Nevertheless, per-class evaluation reveals minor performance gaps on several individual categories. Our method obtains 83.9% IoU on airplane, slightly lower than DGCNN (84.0%), since graph convolutions better capture long-range structural dependencies between wings and tails. AFE-PointNet achieves 85.6% on cap, which is inferior to SO-Net (88.0%) due to limited training samples and severe intra-class shape variations. It obtains 91.2% on guitar, comparable to PointNet (91.5%), owing to its simple and regular topology. For lamp, our IoU of 84.2% is marginally lower than PCNN (85.0%), as dense convolutions are more adept at modeling delicate and sparse structures. The pistol result of 82.7% is comparable to SpiderCNN and slightly weaker than PCNN (83.3%). For the slender rocket, our 62.7% IoU lags behind DGCNN (63.5%), as dynamic graph learning favors elongated shapes. In addition, our 76.2% accuracy on skateboard is close to PointNet++ (76.4%), indicating that ultra-thin structures remain a common challenge for existing point cloud segmentation methods.

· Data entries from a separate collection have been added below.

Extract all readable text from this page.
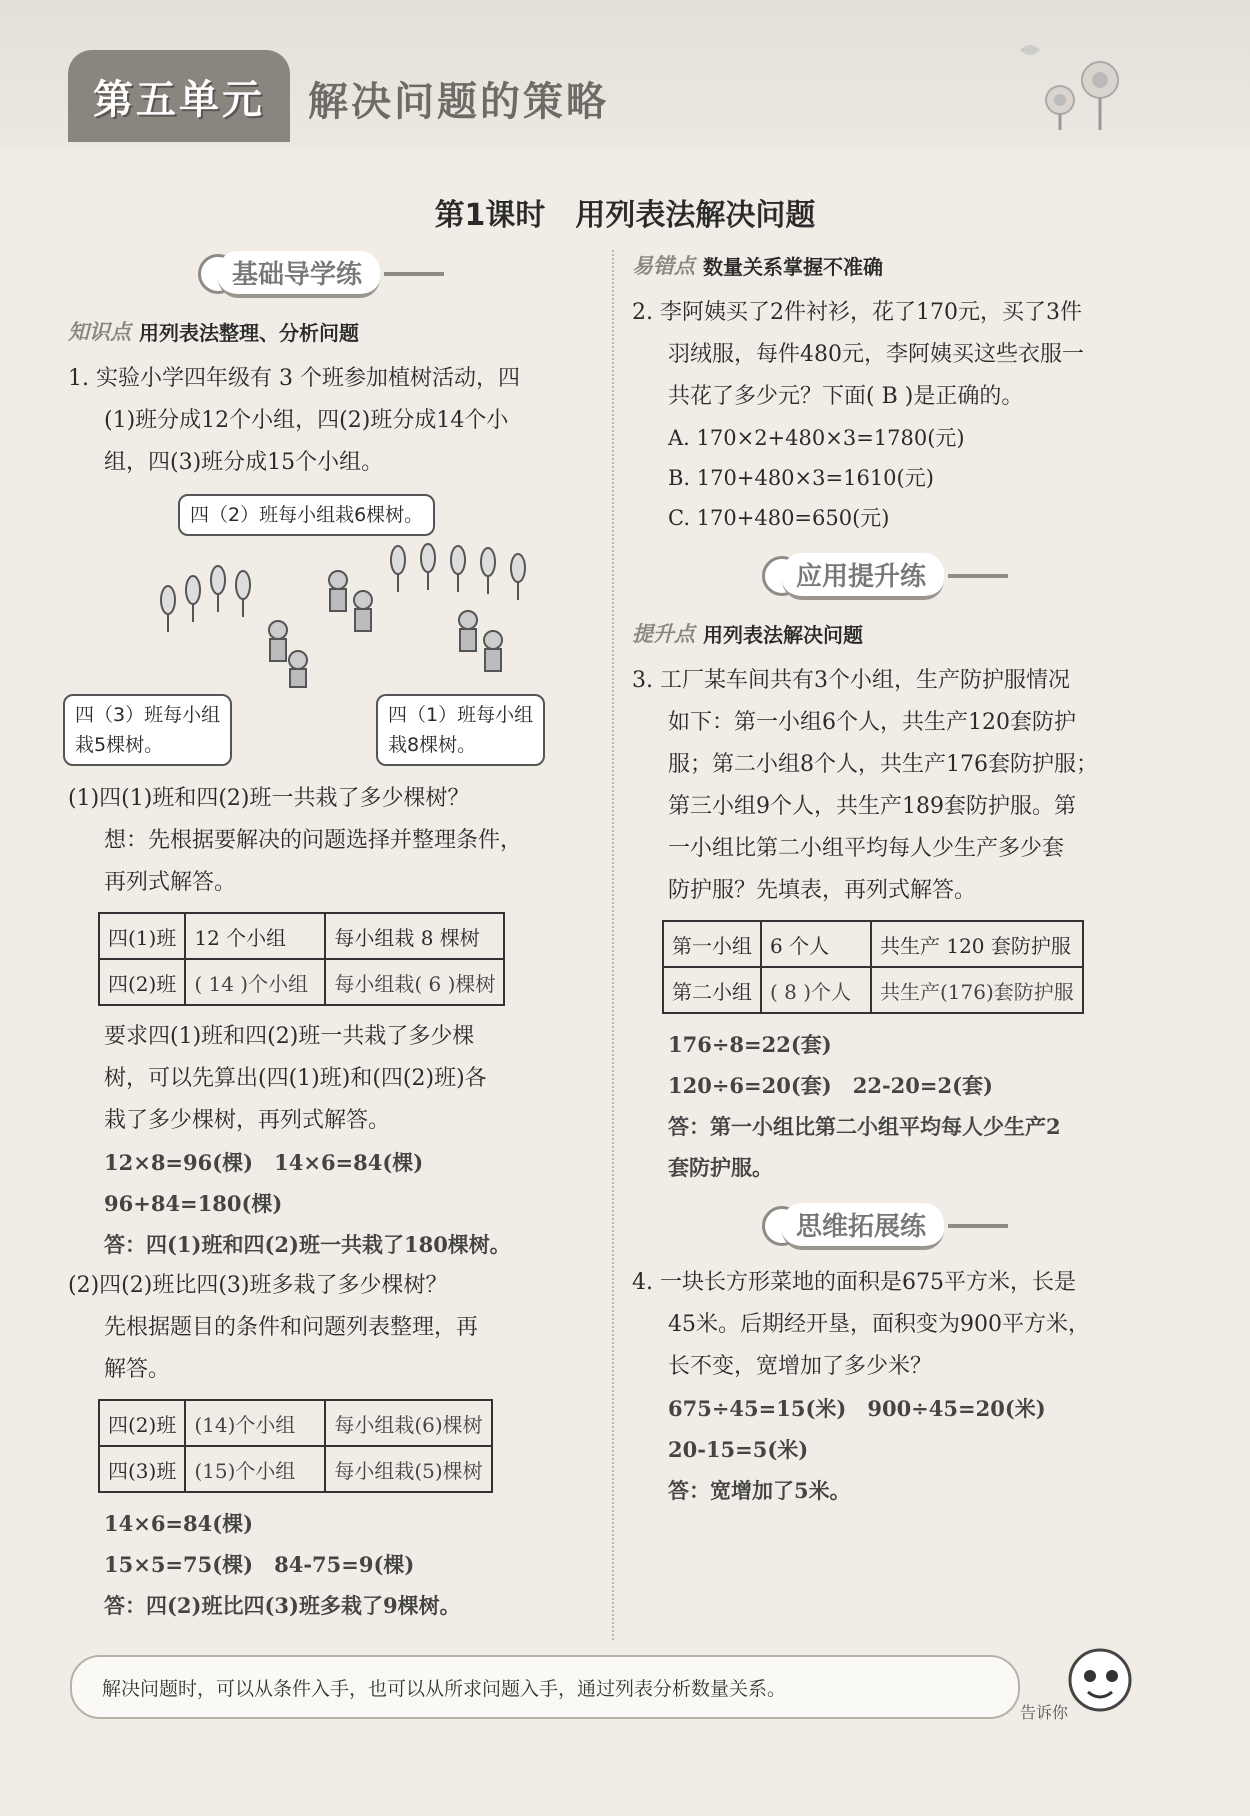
第五单元 解决问题的策略
第1课时　用列表法解决问题
基础导学练
知识点 用列表法整理、分析问题
1. 实验小学四年级有 3 个班参加植树活动，四
(1)班分成12个小组，四(2)班分成14个小
组，四(3)班分成15个小组。
四（2）班每小组栽6棵树。
四（3）班每小组
栽5棵树。
四（1）班每小组
栽8棵树。
(1)四(1)班和四(2)班一共栽了多少棵树？
想：先根据要解决的问题选择并整理条件，
再列式解答。
四(1)班	12 个小组	每小组栽 8 棵树
四(2)班	( 14 )个小组	每小组栽( 6 )棵树
要求四(1)班和四(2)班一共栽了多少棵
树，可以先算出(四(1)班)和(四(2)班)各
栽了多少棵树，再列式解答。
12×8=96(棵)　14×6=84(棵)
96+84=180(棵)
答：四(1)班和四(2)班一共栽了180棵树。
(2)四(2)班比四(3)班多栽了多少棵树？
先根据题目的条件和问题列表整理，再
解答。
四(2)班	(14)个小组	每小组栽(6)棵树
四(3)班	(15)个小组	每小组栽(5)棵树
14×6=84(棵)
15×5=75(棵)　84-75=9(棵)
答：四(2)班比四(3)班多栽了9棵树。
易错点 数量关系掌握不准确
2. 李阿姨买了2件衬衫，花了170元，买了3件
羽绒服，每件480元，李阿姨买这些衣服一
共花了多少元？下面( B )是正确的。
A. 170×2+480×3=1780(元)
B. 170+480×3=1610(元)
C. 170+480=650(元)
应用提升练
提升点 用列表法解决问题
3. 工厂某车间共有3个小组，生产防护服情况
如下：第一小组6个人，共生产120套防护
服；第二小组8个人，共生产176套防护服；
第三小组9个人，共生产189套防护服。第
一小组比第二小组平均每人少生产多少套
防护服？先填表，再列式解答。
第一小组	6 个人	共生产 120 套防护服
第二小组	( 8 )个人	共生产(176)套防护服
176÷8=22(套)
120÷6=20(套)　22-20=2(套)
答：第一小组比第二小组平均每人少生产2
套防护服。
思维拓展练
4. 一块长方形菜地的面积是675平方米，长是
45米。后期经开垦，面积变为900平方米，
长不变，宽增加了多少米？
675÷45=15(米)　900÷45=20(米)
20-15=5(米)
答：宽增加了5米。
解决问题时，可以从条件入手，也可以从所求问题入手，通过列表分析数量关系。
告诉你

Figure 9 compares the training mIoU curves of PointNet++ and the proposed AFE-PointNet on the ShapeNetPart dataset, including instance average mIoU and class average mIoU as training progresses. From the overall trend, both models exhibit an overall upward trend, with mIoU increasing from approximately 0.74 to higher values. However, substantial differences are observed in convergence speed, data completeness, and final performance. In terms of convergence behavior, PointNet++ shows relatively slow and uneven progress, with its instance mIoU reaching approximately 0.93 by epoch 100. Notably, the training data for PointNet++ contain numerous missing entries across multiple categories (e.g., bag, cap, car, etc.), indicating potential instability or incomplete recording during training. In contrast, AFE-PointNet demonstrates smooth and consistent convergence throughout the entire training process. Its instance mIoU rises steadily from 0.74 to 0.95 by epoch 120, with complete and clean data across all categories, demonstrating significantly improved convergence efficiency and training stability. Regarding final performance, AFE-PointNet achieves an instance mIoU of 0.95 and a class mIoU of 0.95 by epoch 120, outperforming PointNet++ (approximately 0.93). The smooth and complete training curves of AFE-PointNet indicate that the proposed adaptive feature enhancement module effectively accelerates learning, ensures training stability, and achieves superior segmentation accuracy.

5. Conclusions

To address the common problems of existing point cloud classification and segmentation methods, such as insufficient local geometric feature extraction, low computational efficiency, and weak robustness to noise and density-uneven data in real scenes, this paper proposes a lightweight point cloud network based on adaptive feature enhancement, named AFE-PointNet. Using PointNet++ as the baseline architecture, the network is improved from three dimensions: feature enhancement, efficient modeling, and computational optimization. First, an element-wise weighted set abstraction module based on the Hadamard product is designed. Through relative coordinate normalization, channel-wise adaptive weighting, and local topology information fusion, precise enhancement of key geometric features is achieved. Second, an inverted residual MLP module is introduced, adopting an inverted bottleneck structure and residual connections to achieve efficient deep feature mining under lightweight constraints. Finally, the Faster FPS fast downsampling strategy is employed, significantly reducing computational cost while ensuring sampling uniformity.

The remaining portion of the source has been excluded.